Despite this considerable flaw, Little Girl Blue is as close as we’ve got to a definitive piece of film on Joplin, and it’s no mere hagiography: they’ve convinced sister Laura to play a central part and the letters home that played a big role in Love, Janis are reprised here. Just about everyone who featured in Joplin’s life (apart from her parents) is interviewed, and it’s something of a revelation that they managed to find the man who she fell desperately in love with in the last year of her life – the man who got her “clean” from heroin addiction and whom she wanted to marry.

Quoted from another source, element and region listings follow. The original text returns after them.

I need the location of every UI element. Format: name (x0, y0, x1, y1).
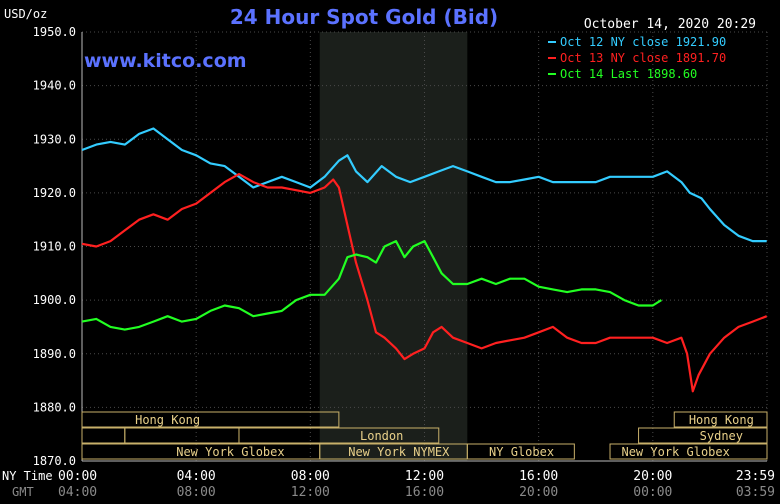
legend-label: Oct 13 NY close 1891.70 (560, 51, 726, 65)
session-box-outline (609, 443, 768, 460)
y-tick-label: 1940.0 (33, 79, 76, 93)
session-label: Hong Kong (135, 413, 200, 427)
session-label: London (360, 429, 403, 443)
y-tick-label: 1910.0 (33, 240, 76, 254)
legend-label: Oct 12 NY close 1921.90 (560, 35, 726, 49)
session-box: Sydney (638, 427, 768, 444)
x-tick-label-ny: 12:00 (405, 469, 444, 484)
y-tick-label: 1900.0 (33, 293, 76, 307)
x-tick-labels: 00:0004:0004:0008:0008:0012:0012:0016:00… (58, 469, 775, 500)
y-tick-label: 1880.0 (33, 400, 76, 414)
x-tick-label-gmt: 00:00 (633, 485, 672, 500)
ny-time-row-label: NY Time (2, 469, 53, 483)
legend-item-oct13: Oct 13 NY close 1891.70 (548, 51, 726, 65)
date-time: October 14, 2020 20:29 (584, 17, 756, 32)
legend: Oct 12 NY close 1921.90 Oct 13 NY close … (548, 35, 726, 81)
legend-item-oct14: Oct 14 Last 1898.60 (548, 67, 697, 81)
series-line-0 (81, 127, 767, 243)
watermark: www.kitco.com (84, 50, 247, 72)
y-tick-label: 1920.0 (33, 186, 76, 200)
gmt-row-label: GMT (12, 485, 34, 499)
session-box-outline (638, 427, 768, 444)
session-label: New York Globex (176, 445, 284, 459)
x-tick-label-ny: 00:00 (58, 469, 97, 484)
x-tick-label-gmt: 12:00 (291, 485, 330, 500)
x-tick-label-ny: 23:59 (736, 469, 775, 484)
legend-item-oct12: Oct 12 NY close 1921.90 (548, 35, 726, 49)
series-line-2 (81, 240, 662, 331)
x-tick-label-ny: 20:00 (633, 469, 672, 484)
x-tick-label-ny: 04:00 (177, 469, 216, 484)
y-tick-label: 1870.0 (33, 454, 76, 468)
y-axis-label: USD/oz (4, 7, 47, 21)
session-box: Hong Kong (81, 411, 340, 428)
y-tick-label: 1950.0 (33, 25, 76, 39)
nymex-session-shading (319, 32, 468, 461)
x-tick-label-gmt: 04:00 (58, 485, 97, 500)
session-box: London (238, 427, 440, 444)
market-sessions: Hong Kong Hong Kong London Sydney New York G… (81, 411, 768, 460)
x-tick-label-ny: 08:00 (291, 469, 330, 484)
session-box: Hong Kong (673, 411, 768, 428)
session-label: Hong Kong (689, 413, 754, 427)
session-box: NY Globex (466, 443, 575, 460)
y-tick-label: 1930.0 (33, 132, 76, 146)
session-box-outline (673, 411, 768, 428)
price-series (81, 127, 768, 393)
x-tick-label-gmt: 03:59 (736, 485, 775, 500)
series-line-1 (81, 173, 768, 393)
axes (81, 32, 767, 462)
x-tick-label-gmt: 08:00 (177, 485, 216, 500)
x-tick-label-ny: 16:00 (519, 469, 558, 484)
chart-title: 24 Hour Spot Gold (Bid) (230, 5, 498, 29)
session-label: New York NYMEX (348, 445, 450, 459)
session-label: NY Globex (489, 445, 554, 459)
y-tick-labels: 1950.0 1940.0 1930.0 1920.0 1910.0 1900.0 1890… (33, 25, 76, 468)
session-label: New York Globex (621, 445, 729, 459)
x-tick-label-gmt: 20:00 (519, 485, 558, 500)
y-tick-label: 1890.0 (33, 347, 76, 361)
x-tick-label-gmt: 16:00 (405, 485, 444, 500)
legend-label: Oct 14 Last 1898.60 (560, 67, 697, 81)
session-label: Sydney (700, 429, 743, 443)
session-box-outline (238, 427, 440, 444)
session-box-outline (81, 411, 340, 428)
session-box-outline (466, 443, 575, 460)
session-box: New York Globex (609, 443, 768, 460)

The picture we get of Joplin overall is sobering. Having been bullied and voted “Ugliest Man” by her high school fraternity – imagine that! – it’s not surprising that she was a fuck-up, and that she craved the kind of love she could never get enough of. It’s a bit of a cliché that the gigs were when she felt the love, but there’s story after story of Joplin alone in bars drinking herself to oblivion, and as someone said about the recording sessions for Pearl, while the males in her band went home every night with women on their arms, she went back to the same lonely hotel room. It was there that, inevitably, she took the heroin that killed her, with only the vocal track still to record for ‘Buried Alive In The Blues’.

I do have another gripe about Little Girl Blue, and that’s its choice of performance footage. They seem to have chosen these specifically to show just how ragged Janis could be when she’d had too much to drink or was too out of it to get it together, and I found myself thinking: If I was hearing Janis Joplin for the first time in this film, I wouldn’t have been too impressed with her talent. That’s sad, because there’s footage of Joplin that’s absolutely stonking, including the several performances on the Dick Cavett Show that they don’t show here (they do show interview segments from the show and interview Cavett now, who hints that he had an affair with her at the time). It’s not until the very last song on the documentary, ‘Little Girl Blue’, that you really hear what a fine singer/emoter Joplin could be.

It’s a powerful film nonetheless and tells her story well, not from a music point of view so much as that of a young woman whose destiny was mapped out by the intersection of her blighted beginnings and hippy/drug culture.

* Janis: Little Girl Blue is available to view on DocPlay now.